If there is no struggle, there is no progress. Those who profess to favor freedom, and yet deprecate agitation, are men who want crops without plowing up the ground. They want rain without thunder and lightning. They want the ocean without the awful roar of its many waters. This struggle may be a moral one; or it may be a physical one; or it may be both moral and physical; but it must be a struggle. Power concedes nothing without a demand. It never did and it never will... men may not get all they pay for in this world; but they must certainly pay for all they get.

It took the horrors of a civil war to finally end slavery.

It took 90 years of mockery and civil disobedience and organizing to get women the right to vote.

It took a banking panic, 25% unemployment, and sit-down strikes to get New Deal reforms.

It took children dying in church firebombs, and having German shepherds and fire hoses set on them, to end Jim Crow.

And we struggle today against the power of massively wealthy special interests -- big oil, big insurance and pharmaceutical companies, big banks -- to make big change. The struggles aren't always as dramatic as they were in past times, but the nature of those fights is very much the same. We don't have the same level of physical violence, but the economic and political violence is just as real as in those historical struggles.
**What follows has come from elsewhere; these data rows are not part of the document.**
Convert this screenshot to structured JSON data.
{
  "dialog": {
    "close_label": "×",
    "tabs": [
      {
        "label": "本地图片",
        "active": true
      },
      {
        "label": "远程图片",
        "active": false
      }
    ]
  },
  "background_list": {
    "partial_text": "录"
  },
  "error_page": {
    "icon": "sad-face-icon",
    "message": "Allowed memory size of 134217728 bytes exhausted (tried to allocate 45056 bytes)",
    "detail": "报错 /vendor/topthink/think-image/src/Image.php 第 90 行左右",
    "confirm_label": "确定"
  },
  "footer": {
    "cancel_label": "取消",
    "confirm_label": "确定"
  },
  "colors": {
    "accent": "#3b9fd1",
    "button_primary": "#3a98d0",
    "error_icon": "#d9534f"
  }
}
You want specifics? I'll give you specifics:

  • The defeat of banking legislation that would have let 1.7 million homeowners restructure their mortgages

  • The warnings of Arlen Specter and Ben Nelson and Olympia Snowe- and, of course, the health insurance lobby- against including a public health plan option in health care reform

  • The complaints- by some Democrats!- against being able to pass health care reform measures with 51 votes in the Senate

  • The trouble Obama's energy/climate change legislation is already running into in both the House and the Senate

  • Complaints against Obama's plan to help students get better deals on college loans at the expense of lenders

  • Complaints from some Democrats about Obama's plan to tax overseas investment and outsourcing of American jobs

The powers that be, who have bestowed millions of dollars in campaign contributions to their friends in the House and Senate, are fighting big change with everything they have.

I'm glad we have a president who is fighting for big change on most of these issues (in spite of my periodic complaints about his banking policies), and I'm glad the Democratic leadership in Congress is on the right side of most of these issues. What we need now is some more Senators who will stand on the right side of history, and who will say yes to big change. And we need a progressive movement that rises up and battles the powers that be every inch of the way.